I was thinking about solving this, but it's looking to be quite a task. If I take this one by myself, I'll likely write it several different ways and pick the best, so I thought I'd ask this question to see if there's a good library that solves this already or if anyone has thoughts/advice.
void OffsetMemCpy(u8* pDest, u8* pSrc, u8 srcBitOffset, size size)
{
// Or something along these lines. srcBitOffset is 0-7, so the pSrc buffer
// needs to be up to one byte longer than it would need to be in memcpy.
// Maybe explicitly providing the end of the buffer is best.

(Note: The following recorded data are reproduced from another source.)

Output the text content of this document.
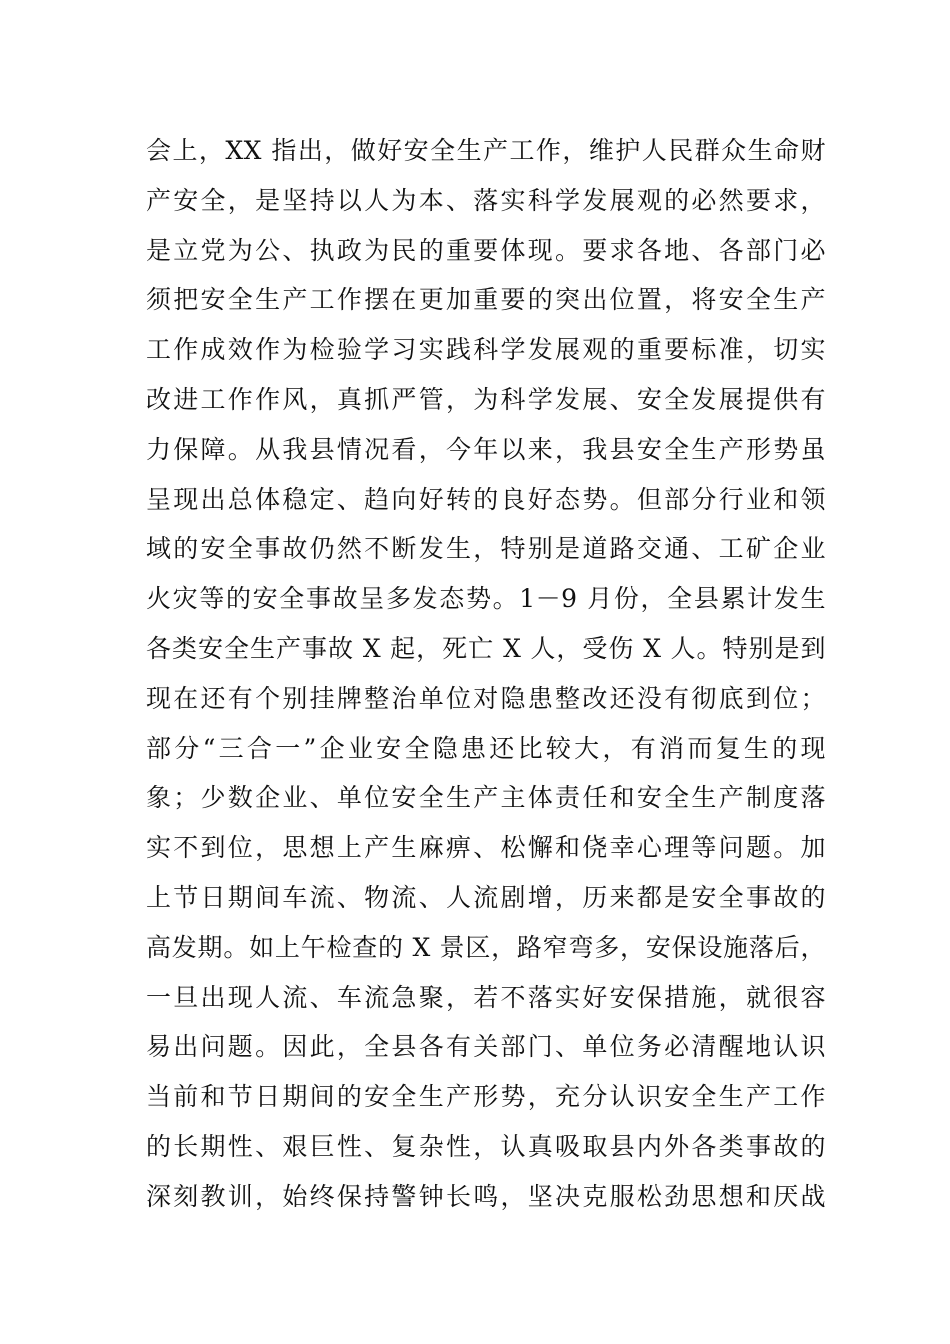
会上，XX 指出，做好安全生产工作，维护人民群众生命财
产安全，是坚持以人为本、落实科学发展观的必然要求，
是立党为公、执政为民的重要体现。要求各地、各部门必
须把安全生产工作摆在更加重要的突出位置，将安全生产
工作成效作为检验学习实践科学发展观的重要标准，切实
改进工作作风，真抓严管，为科学发展、安全发展提供有
力保障。从我县情况看，今年以来，我县安全生产形势虽
呈现出总体稳定、趋向好转的良好态势。但部分行业和领
域的安全事故仍然不断发生，特别是道路交通、工矿企业
火灾等的安全事故呈多发态势。1－9 月份，全县累计发生
各类安全生产事故 X 起，死亡 X 人，受伤 X 人。特别是到
现在还有个别挂牌整治单位对隐患整改还没有彻底到位；
部分“三合一”企业安全隐患还比较大，有消而复生的现
象；少数企业、单位安全生产主体责任和安全生产制度落
实不到位，思想上产生麻痹、松懈和侥幸心理等问题。加
上节日期间车流、物流、人流剧增，历来都是安全事故的
高发期。如上午检查的 X 景区，路窄弯多，安保设施落后，
一旦出现人流、车流急聚，若不落实好安保措施，就很容
易出问题。因此，全县各有关部门、单位务必清醒地认识
当前和节日期间的安全生产形势，充分认识安全生产工作
的长期性、艰巨性、复杂性，认真吸取县内外各类事故的
深刻教训，始终保持警钟长鸣，坚决克服松劲思想和厌战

// Also note that pSrc has NO alignment assumptions at all.
}
My application is time critical so I want to nail this with minimal overhead. This is the source of the difficulty/complexity. In my case, the blocks are likely to be quite small, perhaps 4-12 bytes, so big-scale memcpy stuff (e.g. prefetch) isn't that important. The best result would be the one that benches fastest for constant 'size' input, between 4 and 12, for randomly unaligned src buffers.
- Memory should be moved in word sized blocks whenever possible
- Alignment of these word sized blocks is important. pSrc is unaligned, so we may need to read a few bytes off the front until it is aligned.
Anyone have, or know of, a similar implemented thing? Or does anyone want to take a stab at writing this, getting it to be as clean and efficient as possible?
Edit: It seems people are voting this "close" for "too broad". A few narrowing details would be AMD64 is the preferred architecture, so lets assume that. This means little endian etc. The implementation would hopefully fit well within the size of an answer so I don't think this is too broad. I'm asking for answers that are a single implementation at a time, even though there are a few approaches.